There is a quiet scene later in the film where Thorn's elderly roommate, Sol, sits down to a meal of real food — a piece of beef, an apple, a stalk of celery, some strawberry jam — that Thorn has come across in the course of his investigation. Sol weeps at the table. He is old enough to remember what these things tasted like. The young man across from him is not.

That moment is not the centre of the film for me, but it is the moment that explains the rest. Sol is the last person in the room who has a reference point. Everyone else has accepted the wafer because the wafer is what food is now. The strawberries his generation remembers are not coming back, and the people who could have argued for them are dying off.

I have been buying organic strawberries from Commonsense Organics through the season this year. They taste like strawberries. They are not what is sitting in the punnets at the supermarket. The shopper twenty years younger than me, picking up the supermarket punnet, has nothing to compare it to. The substitution is already most of the way done in the produce aisle. It is further along in the centre aisles than anyone wants to admit.

Why the film still matters

Soylent Green is not really a science fiction film. It is a film about what happens when you let a small number of companies become the only practical way to feed a country, and then you wait fifty years.

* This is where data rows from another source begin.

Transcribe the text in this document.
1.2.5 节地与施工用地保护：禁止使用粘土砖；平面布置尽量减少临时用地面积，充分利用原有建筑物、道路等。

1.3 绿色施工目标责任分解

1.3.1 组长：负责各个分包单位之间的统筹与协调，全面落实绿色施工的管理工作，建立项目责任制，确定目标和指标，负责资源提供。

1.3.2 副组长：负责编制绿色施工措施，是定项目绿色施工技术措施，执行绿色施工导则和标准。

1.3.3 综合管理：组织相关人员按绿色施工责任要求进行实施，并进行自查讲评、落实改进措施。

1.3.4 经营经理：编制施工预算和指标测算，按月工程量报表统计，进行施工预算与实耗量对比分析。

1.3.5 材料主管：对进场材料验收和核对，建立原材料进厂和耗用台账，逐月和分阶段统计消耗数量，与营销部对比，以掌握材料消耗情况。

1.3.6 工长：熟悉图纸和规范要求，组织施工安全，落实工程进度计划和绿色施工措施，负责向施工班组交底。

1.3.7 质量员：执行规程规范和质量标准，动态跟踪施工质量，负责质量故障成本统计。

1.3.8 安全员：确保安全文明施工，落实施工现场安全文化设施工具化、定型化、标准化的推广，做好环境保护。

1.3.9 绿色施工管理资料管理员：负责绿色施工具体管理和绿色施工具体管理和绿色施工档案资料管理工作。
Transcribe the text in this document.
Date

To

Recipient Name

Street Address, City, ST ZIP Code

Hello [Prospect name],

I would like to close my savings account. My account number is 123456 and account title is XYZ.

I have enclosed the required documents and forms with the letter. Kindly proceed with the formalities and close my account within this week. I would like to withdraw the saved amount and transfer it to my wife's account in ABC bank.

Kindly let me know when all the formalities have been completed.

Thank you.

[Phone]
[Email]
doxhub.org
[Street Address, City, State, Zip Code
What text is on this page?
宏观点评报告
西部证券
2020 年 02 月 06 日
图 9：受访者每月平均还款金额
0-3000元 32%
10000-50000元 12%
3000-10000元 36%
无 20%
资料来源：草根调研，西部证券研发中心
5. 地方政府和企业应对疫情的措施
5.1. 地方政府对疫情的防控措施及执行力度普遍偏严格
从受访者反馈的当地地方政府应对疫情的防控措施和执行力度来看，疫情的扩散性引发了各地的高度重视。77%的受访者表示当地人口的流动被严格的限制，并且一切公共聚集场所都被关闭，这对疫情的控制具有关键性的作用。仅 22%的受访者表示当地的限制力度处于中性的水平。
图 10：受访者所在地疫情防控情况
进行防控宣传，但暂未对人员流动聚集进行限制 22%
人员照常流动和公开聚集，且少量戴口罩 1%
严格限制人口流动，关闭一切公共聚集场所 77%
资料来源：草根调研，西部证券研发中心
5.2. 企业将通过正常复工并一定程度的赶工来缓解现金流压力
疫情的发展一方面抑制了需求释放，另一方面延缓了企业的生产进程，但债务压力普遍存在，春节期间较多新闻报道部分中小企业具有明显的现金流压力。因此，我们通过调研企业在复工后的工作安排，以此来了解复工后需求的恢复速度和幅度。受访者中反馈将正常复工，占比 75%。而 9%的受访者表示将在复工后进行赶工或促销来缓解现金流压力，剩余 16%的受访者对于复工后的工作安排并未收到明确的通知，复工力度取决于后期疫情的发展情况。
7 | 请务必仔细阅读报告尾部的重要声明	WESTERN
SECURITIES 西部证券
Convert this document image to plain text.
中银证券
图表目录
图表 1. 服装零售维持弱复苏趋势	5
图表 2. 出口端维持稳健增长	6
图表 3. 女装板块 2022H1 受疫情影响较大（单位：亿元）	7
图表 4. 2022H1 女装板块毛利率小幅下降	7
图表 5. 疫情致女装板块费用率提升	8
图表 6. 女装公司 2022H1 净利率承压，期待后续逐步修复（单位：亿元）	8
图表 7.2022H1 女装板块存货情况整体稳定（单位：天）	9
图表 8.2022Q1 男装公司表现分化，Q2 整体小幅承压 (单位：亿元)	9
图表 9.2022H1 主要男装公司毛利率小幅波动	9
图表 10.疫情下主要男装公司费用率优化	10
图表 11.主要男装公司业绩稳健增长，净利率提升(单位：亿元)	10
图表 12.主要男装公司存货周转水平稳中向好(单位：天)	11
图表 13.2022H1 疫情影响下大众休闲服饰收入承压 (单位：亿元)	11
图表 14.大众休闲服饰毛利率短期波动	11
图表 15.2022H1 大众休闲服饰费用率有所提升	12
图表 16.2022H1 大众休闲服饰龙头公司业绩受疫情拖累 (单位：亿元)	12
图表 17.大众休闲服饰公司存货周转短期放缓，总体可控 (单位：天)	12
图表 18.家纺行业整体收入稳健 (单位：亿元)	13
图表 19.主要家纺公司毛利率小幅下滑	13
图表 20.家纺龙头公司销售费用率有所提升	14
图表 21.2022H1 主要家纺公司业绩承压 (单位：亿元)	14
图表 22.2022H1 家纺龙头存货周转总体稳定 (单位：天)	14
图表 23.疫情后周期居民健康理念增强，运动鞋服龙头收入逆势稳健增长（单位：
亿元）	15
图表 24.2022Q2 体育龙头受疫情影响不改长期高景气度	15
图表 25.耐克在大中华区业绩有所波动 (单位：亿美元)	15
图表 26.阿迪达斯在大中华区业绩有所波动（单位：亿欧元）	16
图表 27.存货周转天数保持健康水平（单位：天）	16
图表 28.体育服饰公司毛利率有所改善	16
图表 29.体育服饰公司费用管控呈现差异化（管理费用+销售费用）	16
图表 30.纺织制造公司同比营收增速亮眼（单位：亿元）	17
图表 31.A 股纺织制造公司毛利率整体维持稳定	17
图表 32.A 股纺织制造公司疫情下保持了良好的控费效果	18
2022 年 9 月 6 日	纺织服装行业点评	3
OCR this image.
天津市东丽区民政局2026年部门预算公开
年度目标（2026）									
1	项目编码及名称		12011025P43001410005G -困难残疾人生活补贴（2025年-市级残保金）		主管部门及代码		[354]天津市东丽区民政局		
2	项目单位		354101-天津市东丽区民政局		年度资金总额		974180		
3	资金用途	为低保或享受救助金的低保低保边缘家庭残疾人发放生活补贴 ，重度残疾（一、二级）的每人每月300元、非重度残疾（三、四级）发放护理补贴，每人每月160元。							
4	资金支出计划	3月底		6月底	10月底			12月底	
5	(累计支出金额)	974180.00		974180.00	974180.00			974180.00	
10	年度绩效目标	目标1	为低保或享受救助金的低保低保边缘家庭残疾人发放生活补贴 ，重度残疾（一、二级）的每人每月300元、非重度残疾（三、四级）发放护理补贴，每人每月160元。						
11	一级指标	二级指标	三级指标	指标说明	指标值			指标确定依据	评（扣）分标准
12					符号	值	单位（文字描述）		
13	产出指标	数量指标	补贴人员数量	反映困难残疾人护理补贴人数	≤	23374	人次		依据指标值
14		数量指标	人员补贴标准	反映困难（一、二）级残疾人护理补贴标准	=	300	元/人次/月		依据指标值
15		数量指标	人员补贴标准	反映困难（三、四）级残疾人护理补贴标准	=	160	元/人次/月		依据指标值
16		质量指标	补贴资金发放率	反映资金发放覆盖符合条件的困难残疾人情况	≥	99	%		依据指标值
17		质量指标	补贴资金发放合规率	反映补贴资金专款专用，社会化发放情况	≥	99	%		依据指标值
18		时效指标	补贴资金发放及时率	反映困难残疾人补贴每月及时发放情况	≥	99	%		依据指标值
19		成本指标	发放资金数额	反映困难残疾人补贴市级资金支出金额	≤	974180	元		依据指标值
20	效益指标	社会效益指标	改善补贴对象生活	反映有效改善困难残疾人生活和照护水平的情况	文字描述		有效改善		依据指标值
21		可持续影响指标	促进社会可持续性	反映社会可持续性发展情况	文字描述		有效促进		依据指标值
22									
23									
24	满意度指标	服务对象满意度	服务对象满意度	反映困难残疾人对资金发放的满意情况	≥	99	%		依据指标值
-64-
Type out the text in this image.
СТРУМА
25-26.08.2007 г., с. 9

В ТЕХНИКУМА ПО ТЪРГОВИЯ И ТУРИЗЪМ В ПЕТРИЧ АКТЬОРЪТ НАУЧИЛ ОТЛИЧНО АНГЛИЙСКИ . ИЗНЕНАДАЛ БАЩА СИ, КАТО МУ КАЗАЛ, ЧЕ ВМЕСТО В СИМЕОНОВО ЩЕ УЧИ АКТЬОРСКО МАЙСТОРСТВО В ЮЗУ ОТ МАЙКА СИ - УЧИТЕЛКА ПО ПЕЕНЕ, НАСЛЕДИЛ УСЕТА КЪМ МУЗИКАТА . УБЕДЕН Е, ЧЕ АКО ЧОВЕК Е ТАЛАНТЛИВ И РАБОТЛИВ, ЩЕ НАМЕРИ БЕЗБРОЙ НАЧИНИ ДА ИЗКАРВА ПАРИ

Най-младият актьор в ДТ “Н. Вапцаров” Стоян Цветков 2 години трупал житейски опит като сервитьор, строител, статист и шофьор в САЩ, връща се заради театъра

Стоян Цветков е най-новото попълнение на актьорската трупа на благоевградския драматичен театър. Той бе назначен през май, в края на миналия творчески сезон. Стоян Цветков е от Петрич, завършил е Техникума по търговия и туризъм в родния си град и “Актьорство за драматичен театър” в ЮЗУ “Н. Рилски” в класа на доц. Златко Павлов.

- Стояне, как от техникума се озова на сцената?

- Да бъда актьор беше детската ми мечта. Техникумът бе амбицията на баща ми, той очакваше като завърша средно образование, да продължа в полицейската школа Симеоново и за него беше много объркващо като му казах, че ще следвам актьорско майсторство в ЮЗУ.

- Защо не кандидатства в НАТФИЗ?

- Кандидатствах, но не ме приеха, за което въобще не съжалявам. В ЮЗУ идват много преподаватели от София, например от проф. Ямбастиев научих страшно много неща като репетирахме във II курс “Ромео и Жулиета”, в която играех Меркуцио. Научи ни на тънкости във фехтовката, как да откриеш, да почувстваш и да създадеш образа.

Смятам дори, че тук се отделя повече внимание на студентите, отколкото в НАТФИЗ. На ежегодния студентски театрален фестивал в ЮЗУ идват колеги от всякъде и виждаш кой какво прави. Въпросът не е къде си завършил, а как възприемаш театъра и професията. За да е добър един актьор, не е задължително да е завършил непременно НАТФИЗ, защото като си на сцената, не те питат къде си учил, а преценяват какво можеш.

The twist everyone remembers is just the punctuation mark. The argument the film is making — the argument that does not need any twist to land — is that a sufficiently consolidated food system will, eventually, feed people whatever is cheapest to produce, dressed up as whatever sells. There does not need to be a conspiracy. There only needs to be no alternative.

The alternative — in 2026, in New Zealand — is still here. There are still independent growers, still small processors, still farmers' markets, still co-operatives, still people who will sell you eggs from hens you can go and look at. The infrastructure is thinner than it was, but it is not gone.

That is the part of Soylent Green that I keep coming back to. The film is not a prediction. It is a description of the end state if nobody chooses otherwise. And the choosing happens every week, at the till.